In an early attempt on Jackson’s life, the first attempt to assassinate a sitting US President, happened on May 6, 1833 by a man named Robert B. Randolph, whom Jackson had tossed out of the US Navy for embezzling pay role monies. 

On May 6, Jackson arrived to the port at Alexandria to take a ship to Fredericksburg to pay homage to Mary Ball Washington. However, Randolph rushed from a crowd and punched Jackson and ran. He was chased down bystanders (Including Washington Irving) captured and arrested but Jackson dropped the charges.

Almost again

In August of 1864, President Abe Lincoln was riding in his carriage through downtown Washington, when someone, it isn’t known who, fired a shot that put a bullet hole through the President stove-hat but missed him.  Had Lincoln been killed, the government would have fallen into the hands of the wildly inept Vice President Hannibal Hamlin.

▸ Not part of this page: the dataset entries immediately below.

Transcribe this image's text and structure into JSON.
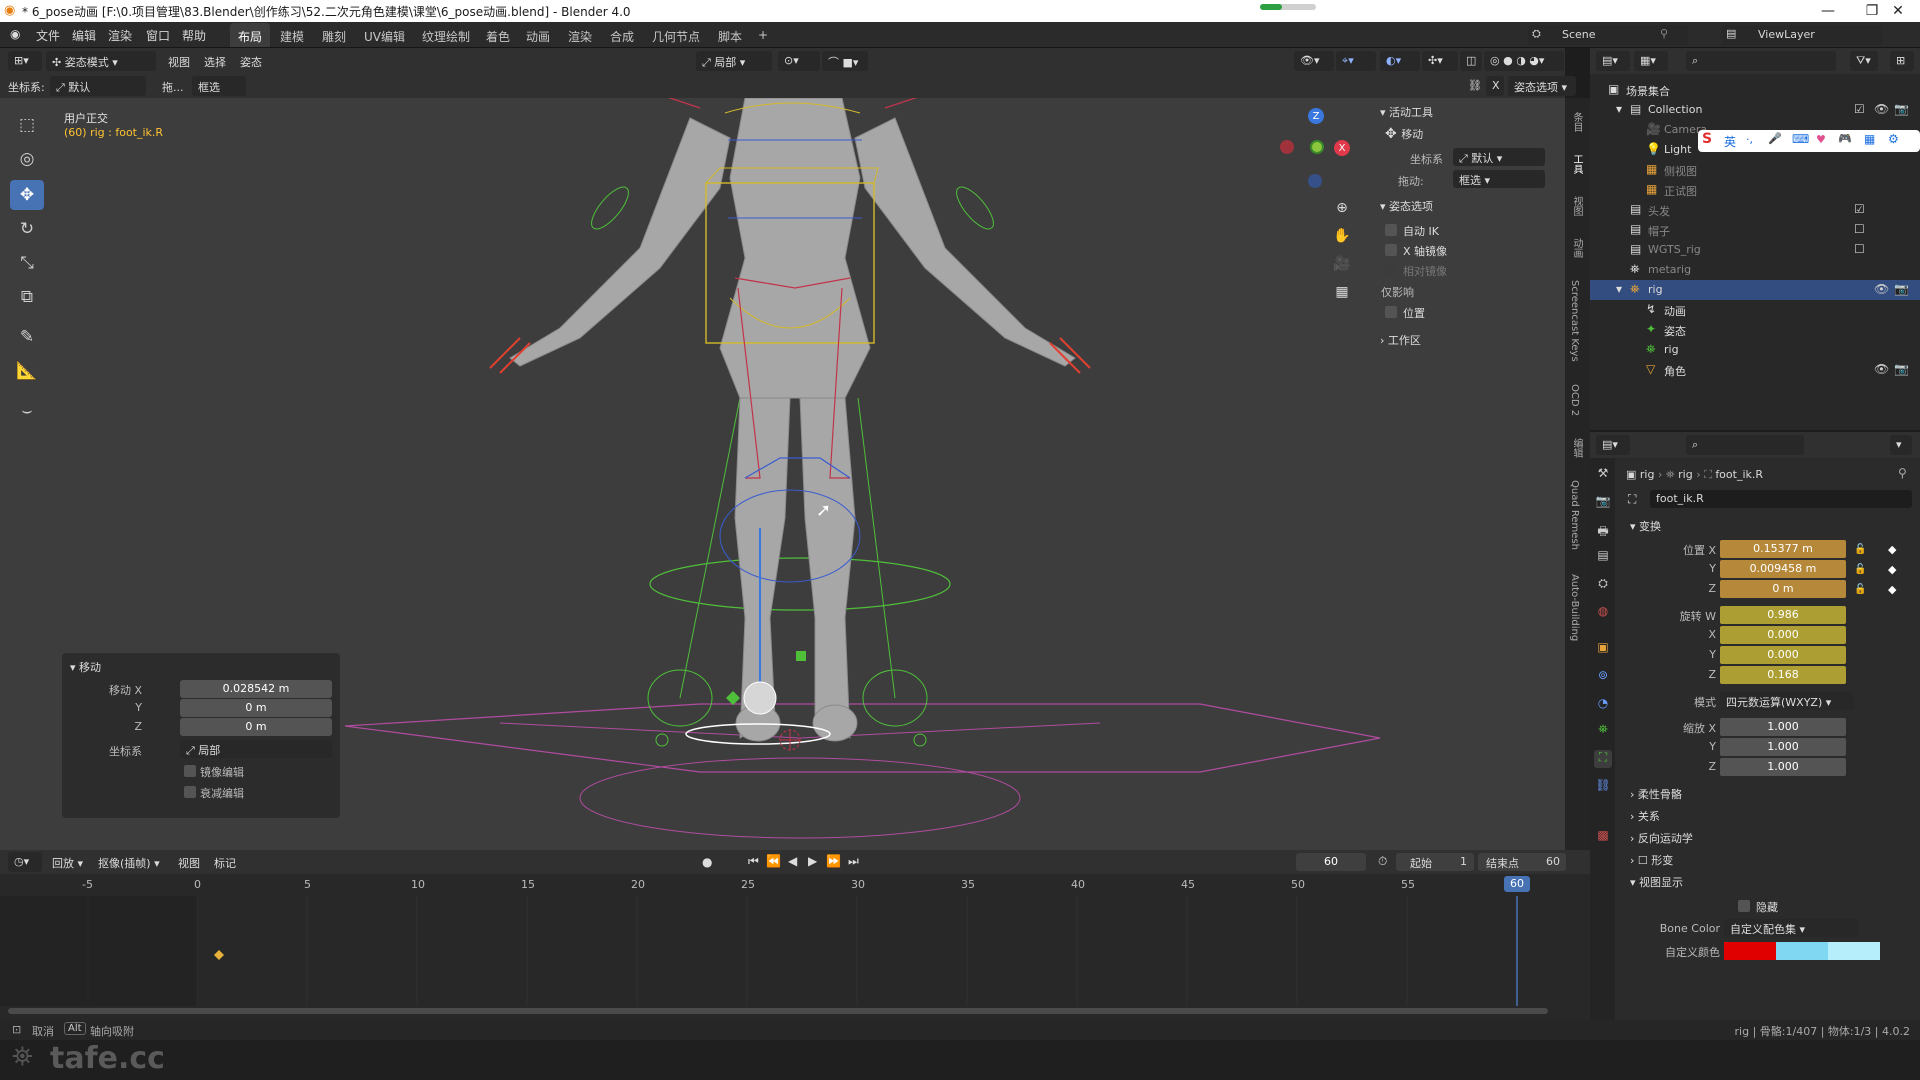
{
  "titlebar": {
    "title": "* 6_pose动画 [F:\\0.项目管理\\83.Blender\\创作练习\\52.二次元角色建模\\课堂\\6_pose动画.blend] - Blender 4.0",
    "minimize": "—",
    "maximize": "❐",
    "close": "✕"
  },
  "menu": [
    "文件",
    "编辑",
    "渲染",
    "窗口",
    "帮助"
  ],
  "workspaces": [
    "布局",
    "建模",
    "雕刻",
    "UV编辑",
    "纹理绘制",
    "着色",
    "动画",
    "渲染",
    "合成",
    "几何节点",
    "脚本"
  ],
  "workspace_add": "+",
  "scene": {
    "label": "Scene",
    "view_layer": "ViewLayer"
  },
  "viewport_header": {
    "mode": "姿态模式",
    "menus": [
      "视图",
      "选择",
      "姿态"
    ],
    "transform_orient": "局部",
    "coord_label": "坐标系:",
    "coord_value": "默认",
    "drag_label": "拖...",
    "drag_value": "框选",
    "pose_options": "姿态选项",
    "x_label": "X"
  },
  "viewport_info": {
    "view_name": "用户正交",
    "object_info": "(60) rig : foot_ik.R"
  },
  "gizmo": {
    "z": "Z",
    "x": "X"
  },
  "npanel": {
    "active_tool_header": "活动工具",
    "tool_name": "移动",
    "coord_label": "坐标系",
    "coord_value": "默认",
    "drag_label": "拖动:",
    "drag_value": "框选",
    "pose_options_header": "姿态选项",
    "auto_ik": "自动 IK",
    "x_mirror": "X 轴镜像",
    "relative_mirror": "相对镜像",
    "affect_only": "仅影响",
    "position": "位置",
    "workspace": "工作区"
  },
  "vertical_tabs": [
    "条目",
    "工具",
    "视图",
    "动画",
    "Screencast Keys",
    "OCD 2",
    "编辑",
    "Quad Remesh",
    "Auto-Building"
  ],
  "redo_panel": {
    "title": "移动",
    "move_x_label": "移动 X",
    "move_x": "0.028542 m",
    "y_label": "Y",
    "y": "0 m",
    "z_label": "Z",
    "z": "0 m",
    "orient_label": "坐标系",
    "orient_value": "局部",
    "mirror": "镜像编辑",
    "proportional": "衰减编辑"
  },
  "outliner": {
    "search_placeholder": "",
    "rows": [
      {
        "label": "场景集合",
        "icon": "▣"
      },
      {
        "label": "Collection",
        "icon": "▤"
      },
      {
        "label": "Camera",
        "icon": "◉"
      },
      {
        "label": "Light",
        "icon": "☀"
      },
      {
        "label": "侧视图",
        "icon": "▦"
      },
      {
        "label": "正试图",
        "icon": "▦"
      },
      {
        "label": "头发",
        "icon": "⁂"
      },
      {
        "label": "帽子",
        "icon": "▤"
      },
      {
        "label": "WGTS_rig",
        "icon": "▤"
      },
      {
        "label": "metarig",
        "icon": "⛯"
      },
      {
        "label": "rig",
        "icon": "⛯"
      },
      {
        "label": "动画",
        "icon": "↯"
      },
      {
        "label": "姿态",
        "icon": "✦"
      },
      {
        "label": "rig",
        "icon": "⛯"
      },
      {
        "label": "角色",
        "icon": "▽"
      }
    ],
    "ime_toolbar": [
      "S",
      "英",
      "·,",
      "🎤",
      "⌨",
      "♥",
      "🎮",
      "▦",
      "⚙"
    ]
  },
  "properties": {
    "breadcrumb": [
      "rig",
      "rig",
      "foot_ik.R"
    ],
    "bone_name": "foot_ik.R",
    "transform_header": "变换",
    "location_label": "位置 X",
    "location_x": "0.15377 m",
    "loc_y_label": "Y",
    "location_y": "0.009458 m",
    "loc_z_label": "Z",
    "location_z": "0 m",
    "rotation_label": "旋转 W",
    "rot_w": "0.986",
    "rot_x_label": "X",
    "rot_x": "0.000",
    "rot_y_label": "Y",
    "rot_y": "0.000",
    "rot_z_label": "Z",
    "rot_z": "0.168",
    "mode_label": "模式",
    "mode_value": "四元数运算(WXYZ)",
    "scale_label": "缩放 X",
    "scale_x": "1.000",
    "scale_y_label": "Y",
    "scale_y": "1.000",
    "scale_z_label": "Z",
    "scale_z": "1.000",
    "sections": [
      "柔性骨骼",
      "关系",
      "反向运动学",
      "形变"
    ],
    "viewport_display": "视图显示",
    "hide_label": "隐藏",
    "bone_color_label": "Bone Color",
    "bone_color_value": "自定义配色集",
    "custom_color_label": "自定义颜色",
    "custom_colors": [
      "#e00000",
      "#7fd7f2",
      "#b6eefc"
    ]
  },
  "timeline": {
    "menus": [
      "回放",
      "抠像(插帧)",
      "视图",
      "标记"
    ],
    "current_frame": "60",
    "start_label": "起始",
    "start": "1",
    "end_label": "结束点",
    "end": "60",
    "ticks": [
      "-5",
      "0",
      "5",
      "10",
      "15",
      "20",
      "25",
      "30",
      "35",
      "40",
      "45",
      "50",
      "55",
      "60"
    ],
    "playhead": "60"
  },
  "statusbar": {
    "left_hint": "取消",
    "alt_key": "Alt",
    "snap_hint": "轴向吸附",
    "right": "rig | 骨骼:1/407 | 物体:1/3 | 4.0.2"
  },
  "watermark": "tafe.cc",
  "colors": {
    "accent": "#4772b3",
    "selected_row": "#334d80",
    "animated": "#b6893a",
    "keyed": "#ad9e33"
  }
}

A spend thrift of the people’s money for his own comforts and noted for his political cronyism, Hamlin had been picked by the Republican Party because the Lincoln ticket needed an East Coast politician to balance the Midwestern Lincoln. Before his nomination, Hamlin had never met Lincoln.

During most of his time in office as Vice President, Hamlin spent most of his time with his family in his native Maine, yet he had the nerve to complain to his wife that he was "the most unimportant man in Washington, ignored by the President, the cabinet, and Congress." Lincoln dropped Hamlin from his ticket when he ran for a second term.